Ketika seseorang memendam rasa hasad, otak akan meresponsnya sebagai sebuah ancaman (threat). Bagian otak yang bernama amigdala, yang mengatur emosi dan respons rasa takut, akan menjadi sangat aktif. Hal ini memicu pelepasan hormon stres secara terus-menerus, yang pada akhirnya dapat memengaruhi keseimbangan kimiawi di otak. Oleh karena itu, rasa iri yang dibiarkan berlarut-larut tidak hanya merusak hubungan sosial, tetapi juga menggerogoti kesehatan mental dan fisik secara perlahan.
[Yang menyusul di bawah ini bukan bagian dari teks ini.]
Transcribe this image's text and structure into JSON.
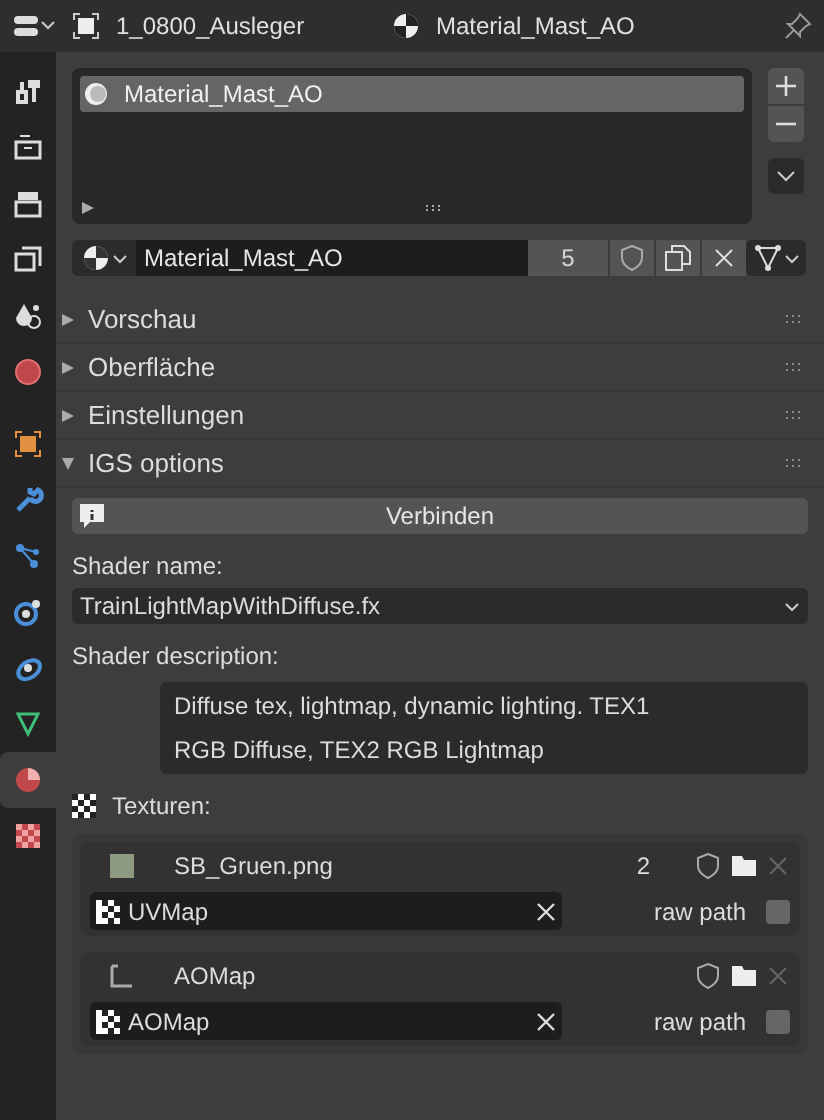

Dampak Buruk Sifat Iri bagi Kesehatan Fisik dan Mental
Meskipun iri hati atau hasad bukan merupakan diagnosis penyakit mental yang berdiri sendiri dalam panduan psikiatri seperti DSM-5, emosi negatif yang kronis ini sangat erat kaitannya dengan penurunan kualitas kesehatan. Berikut adalah beberapa dampak buruk penyakit hasad jika dilihat dari kacamata medis:
1. Peningkatan Hormon Stres (Kortisol)
Saat kamu merasa iri atau dengki, tubuhmu berada dalam mode fight-or-flight. Hal ini menyebabkan kelenjar adrenal memproduksi hormon kortisol dan adrenalin dalam jumlah yang berlebihan. Kadar kortisol yang tinggi secara terus-menerus dapat menekan sistem kekebalan tubuh, membuatmu lebih mudah terserang penyakit infeksi seperti flu atau radang.
2. Gangguan Psikosomatis
Penyakit hasad sangat rentan memicu gangguan psikosomatis, yaitu keluhan fisik yang disebabkan atau diperparah oleh kondisi psikologis. Orang yang terus-menerus menyimpan rasa dengki sering kali mengeluhkan sakit kepala tegang (tension headache), gangguan pencernaan seperti asam lambung naik (GERD), hingga nyeri otot yang tidak jelas penyebab medisnya. Pikiran yang stres akibat membandingkan diri sendiri dengan orang lain akan langsung bermanifestasi pada organ tubuh.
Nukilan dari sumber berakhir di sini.